Addressing the complexity of the human relationship with objects, her work combines craft based skills and processes with synthetic new media and technologies, to highlight aspects of form, usability and user experience. It places emphasis on a deskilling of the hand in terms of craft, increasingly fore-fronted by a virtual tactility that priorities gestural and seamless forms over evidence of the hand-made.
The lower atrium features a suite of energy drink sculptures, registering the ‘super mundane’ properties of liquid. Elevated into totemic sculptures they indicate their ability to create affect - in this case to hydrate, to stimulate etc. Equally the re-modified UV lamps reproduce the same sculptural properties of the soft drinks, underlining the agency and permeability of the material.
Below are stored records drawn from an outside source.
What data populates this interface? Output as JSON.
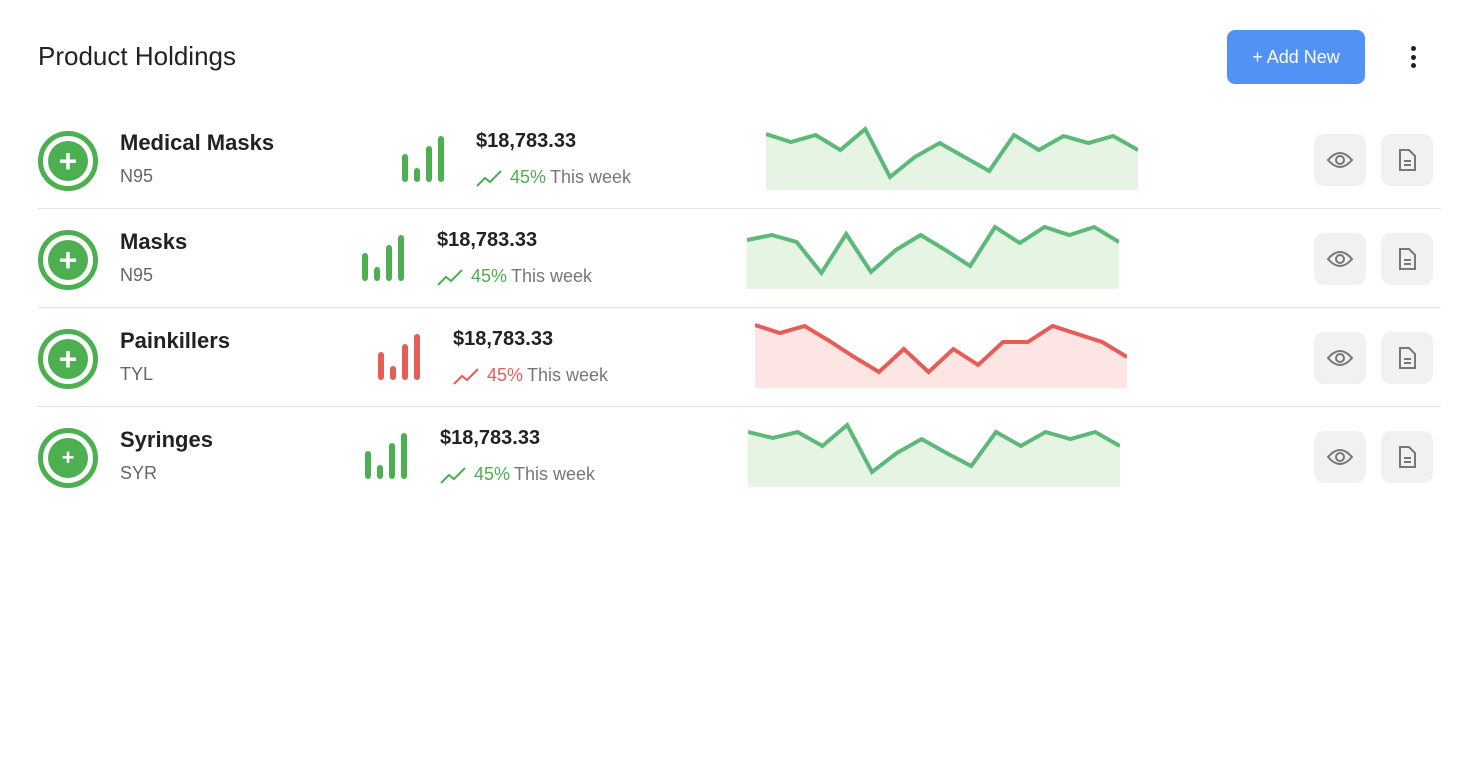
{
  "header": {
    "title": "Product Holdings",
    "add_label": "+ Add New",
    "more_icon": "vertical-dots-icon"
  },
  "colors": {
    "green": "#4caf50",
    "line_green": "#5cb97a",
    "fill_green": "#e6f4e4",
    "red": "#e85c57",
    "fill_red": "#fce5e3",
    "accent": "#5392f5"
  },
  "rows": [
    {
      "name": "Medical Masks",
      "code": "N95",
      "price": "$18,783.33",
      "percent": "45%",
      "period": "This week",
      "trend": "up",
      "color": "green",
      "spark": [
        56,
        48,
        55,
        40,
        61,
        13,
        33,
        47,
        33,
        19,
        55,
        40,
        54,
        47,
        54,
        40
      ]
    },
    {
      "name": "Masks",
      "code": "N95",
      "price": "$18,783.33",
      "percent": "45%",
      "period": "This week",
      "trend": "up",
      "color": "green",
      "spark": [
        49,
        54,
        47,
        16,
        55,
        17,
        39,
        54,
        39,
        23,
        62,
        46,
        62,
        54,
        62,
        47
      ]
    },
    {
      "name": "Painkillers",
      "code": "TYL",
      "price": "$18,783.33",
      "percent": "45%",
      "period": "This week",
      "trend": "up",
      "color": "red",
      "spark": [
        63,
        55,
        62,
        47,
        31,
        16,
        39,
        16,
        39,
        23,
        46,
        46,
        62,
        54,
        46,
        31
      ]
    },
    {
      "name": "Syringes",
      "code": "SYR",
      "price": "$18,783.33",
      "percent": "45%",
      "period": "This week",
      "trend": "up",
      "color": "green",
      "spark": [
        55,
        49,
        55,
        41,
        62,
        15,
        34,
        48,
        34,
        21,
        55,
        41,
        55,
        48,
        55,
        41
      ]
    }
  ]
}
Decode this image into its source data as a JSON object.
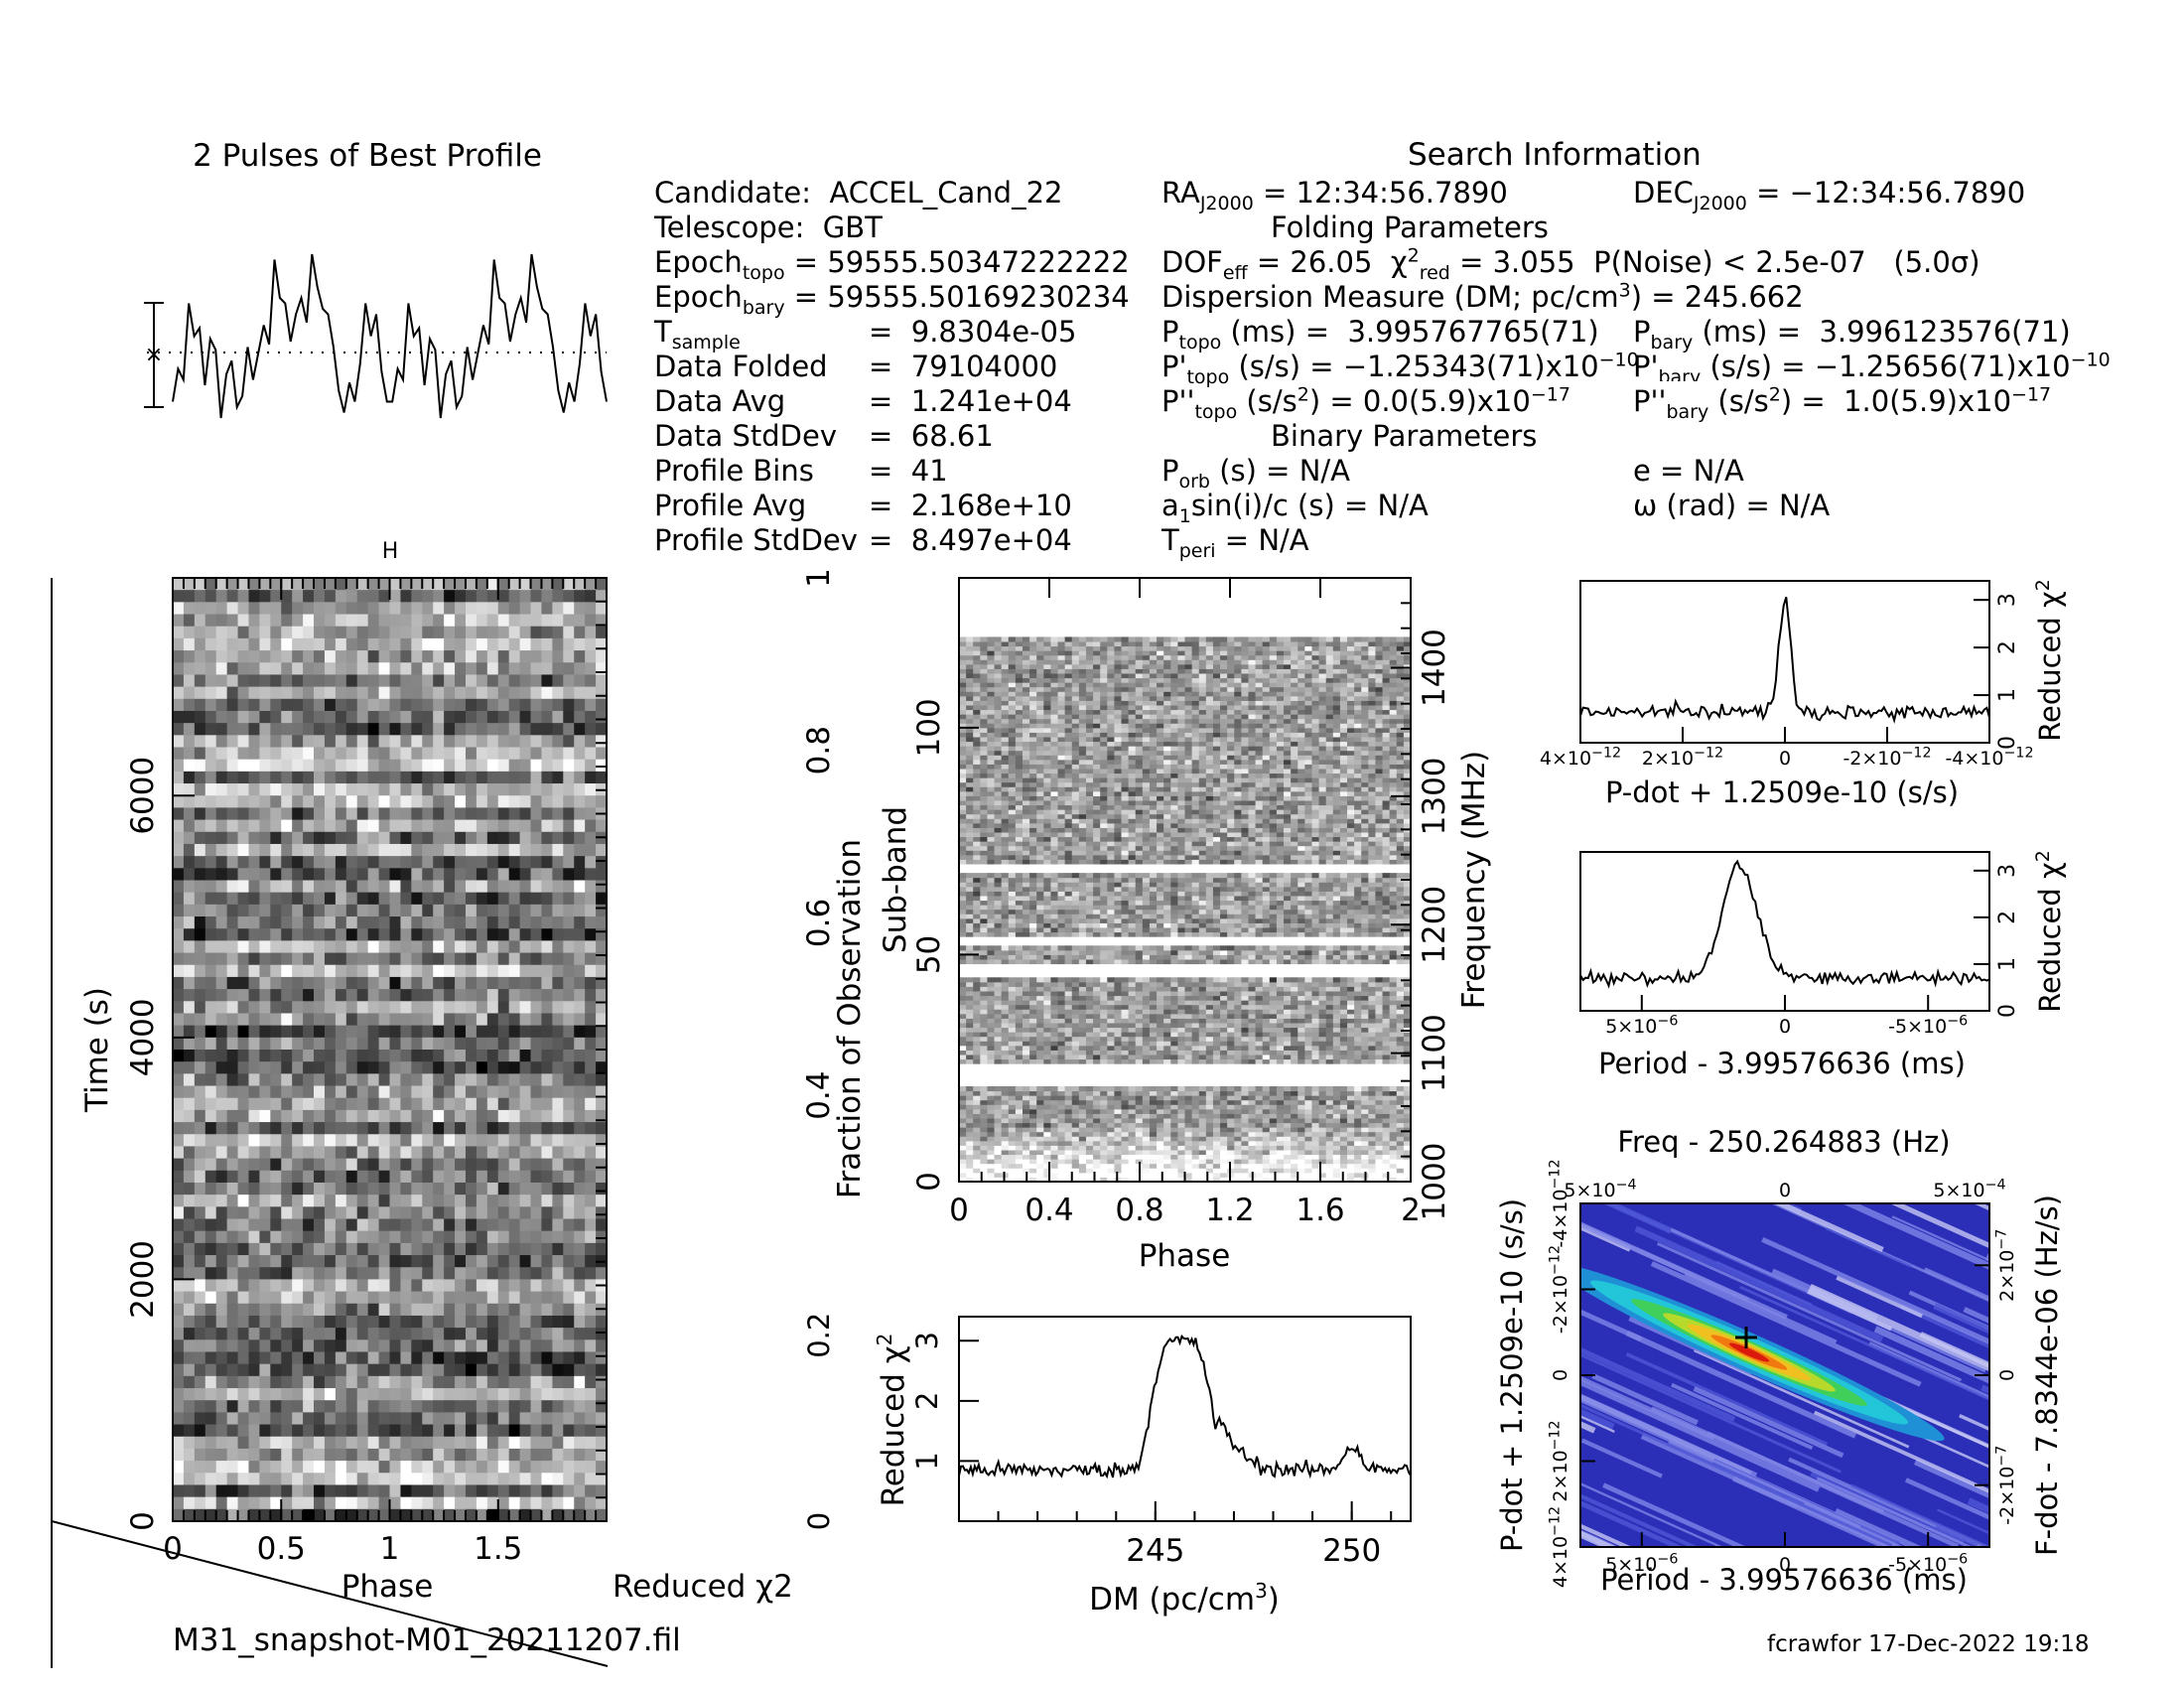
{
  "chart_data": [
    {
      "type": "line",
      "title": "2 Pulses of Best Profile",
      "x_range": [
        0,
        2
      ],
      "profile_bins": 41,
      "values": [
        -0.9,
        -0.3,
        -0.5,
        0.9,
        0.3,
        0.45,
        -0.6,
        0.25,
        0.05,
        -1.2,
        -0.4,
        -0.15,
        -1.0,
        -0.8,
        0.1,
        -0.5,
        0.0,
        0.5,
        0.15,
        1.7,
        1.0,
        0.9,
        0.2,
        0.7,
        1.0,
        0.55,
        1.8,
        1.2,
        0.8,
        0.7,
        0.1,
        -0.7,
        -1.1,
        -0.55,
        -0.9,
        -0.2,
        0.9,
        0.3,
        0.7,
        -0.35,
        -0.9
      ]
    },
    {
      "type": "heatmap",
      "xlabel": "Phase",
      "ylabel": "Time (s)",
      "x_ticks": [
        "0",
        "0.5",
        "1",
        "1.5"
      ],
      "y_ticks": [
        "0",
        "2000",
        "4000",
        "6000"
      ],
      "xlim": [
        0,
        2
      ],
      "ylim": [
        0,
        7800
      ],
      "colormap": "grayscale"
    },
    {
      "type": "line",
      "xlabel": "Reduced χ2",
      "note": "time-vs-reduced chi-square diagonal"
    },
    {
      "type": "heatmap",
      "xlabel": "Phase",
      "ylabel_left": "Sub-band",
      "ylabel_left2": "Fraction of Observation",
      "ylabel_right": "Frequency (MHz)",
      "x_ticks": [
        "0",
        "0.4",
        "0.8",
        "1.2",
        "1.6",
        "2"
      ],
      "y_ticks_subband": [
        "0",
        "50",
        "100"
      ],
      "y_ticks_fraction": [
        "0.4",
        "0.6",
        "0.8",
        "1"
      ],
      "y_ticks_freq": [
        "1000",
        "1100",
        "1200",
        "1300",
        "1400"
      ],
      "masked_subbands": [
        [
          21,
          26
        ],
        [
          45,
          48
        ],
        [
          52,
          54
        ],
        [
          68,
          70
        ],
        [
          120,
          128
        ]
      ],
      "colormap": "grayscale"
    },
    {
      "type": "line",
      "xlabel": "DM (pc/cm3)",
      "ylabel": "Reduced χ2",
      "x_ticks": [
        "245",
        "250"
      ],
      "y_ticks": [
        "1",
        "2",
        "3"
      ],
      "y_ticks_left": [
        "0",
        "0.2"
      ],
      "xlim": [
        240,
        251.5
      ],
      "ylim": [
        0,
        3.4
      ],
      "peak_x": 245.66,
      "peak_y": 3.0,
      "baseline": 0.85
    },
    {
      "type": "line",
      "xlabel": "P-dot + 1.2509e-10 (s/s)",
      "ylabel": "Reduced χ2",
      "x_ticks": [
        "4x10-12",
        "2x10-12",
        "0",
        "-2x10-12",
        "-4x10-12"
      ],
      "y_ticks": [
        "0",
        "1",
        "2",
        "3"
      ],
      "peak_y": 3.05,
      "baseline": 0.65
    },
    {
      "type": "line",
      "xlabel": "Period - 3.99576636 (ms)",
      "ylabel": "Reduced χ2",
      "x_ticks": [
        "5x10-6",
        "0",
        "-5x10-6"
      ],
      "y_ticks": [
        "0",
        "1",
        "2",
        "3"
      ],
      "peak_y": 3.05,
      "baseline": 0.7
    },
    {
      "type": "heatmap",
      "title": "Freq - 250.264883 (Hz)",
      "xlabel": "Period - 3.99576636 (ms)",
      "ylabel": "P-dot + 1.2509e-10 (s/s)",
      "ylabel_right": "F-dot - 7.8344e-06 (Hz/s)",
      "x_ticks": [
        "5x10-6",
        "0",
        "-5x10-6"
      ],
      "x_ticks_top": [
        "5x10-4",
        "0",
        "5x10-4"
      ],
      "y_ticks_left": [
        "4x10-12",
        "2x10-12",
        "0",
        "-2x10-12",
        "-4x10-12"
      ],
      "y_ticks_right": [
        "-2x10-7",
        "0",
        "2x10-7"
      ],
      "colormap": "jet-like"
    }
  ],
  "search_info": {
    "header": "Search Information",
    "candidate_label": "Candidate:",
    "candidate": "ACCEL_Cand_22",
    "telescope_label": "Telescope:",
    "telescope": "GBT",
    "epoch_topo": "59555.50347222222",
    "epoch_bary": "59555.50169230234",
    "t_sample": "9.8304e-05",
    "data_folded_label": "Data Folded",
    "data_folded": "79104000",
    "data_avg_label": "Data Avg",
    "data_avg": "1.241e+04",
    "data_stddev_label": "Data StdDev",
    "data_stddev": "68.61",
    "profile_bins_label": "Profile Bins",
    "profile_bins": "41",
    "profile_avg_label": "Profile Avg",
    "profile_avg": "2.168e+10",
    "profile_stddev_label": "Profile StdDev",
    "profile_stddev": "8.497e+04",
    "ra": "12:34:56.7890",
    "dec": "−12:34:56.7890",
    "folding_header": "Folding Parameters",
    "dof_eff": "26.05",
    "chi2_red": "3.055",
    "p_noise": "< 2.5e-07",
    "sigma": "(5.0σ)",
    "dm_label": "Dispersion Measure (DM; pc/cm",
    "dm": "245.662",
    "p_topo": "3.995767765(71)",
    "p_bary": "3.996123576(71)",
    "pd_topo": "−1.25343(71)x10",
    "pd_bary": "−1.25656(71)x10",
    "pdd_topo": "0.0(5.9)x10",
    "pdd_bary": "1.0(5.9)x10",
    "pdd_exp": "−17",
    "pd_exp": "−10",
    "binary_header": "Binary Parameters",
    "p_orb": "N/A",
    "asini": "N/A",
    "t_peri": "N/A",
    "ecc": "N/A",
    "omega": "N/A"
  },
  "footer": {
    "filename": "M31_snapshot-M01_20211207.fil",
    "user_date": "fcrawfor 17-Dec-2022 19:18"
  }
}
Sibyl Montague currently based in Dublin, completed a MFA from Chelsea College of Art, London in 2012. Recent solo exhibitions include: Beyond Violet, WAC Wexford Ireland (2016); Woman Flew Home, The Black Mariah, Cork Ireland (2014); Arm Around You, Oriel Davies, Wales UK (2012). Selected group exhibitions include: This is Public and Sexy, Studio 468, curated by RGKSKSRG, Dublin, Ireland (2016) What Does Nothing Do CCA Glasgow Scotland UK (2014).
She is the recipient of several awards including recent Laureate of the Institut Francais residency programme at Cité internationale des Arts, Paris (2017); TBG+S Project Studio Award, Dublin (2015-16); Emerging Visual Artist Award, Wexford Arts Centre IE (2012) and Oriel Davies Open Award UK (2011). Montague is co-founder and co-curator of PLASTIK, a biennale of Artists’ Moving Image in Ireland in partnership with LUX (London), the Irish Film Institute and Temple Bar Gallery + Studios (2015, 2017).
Temple Bar Gallery + Studios’ Atrium connects the public gallery to the individual artists’ private working spaces. Current TBG+S studio artists are invited to use the Atrium to test experimental work or exhibit ideas and artworks in progress.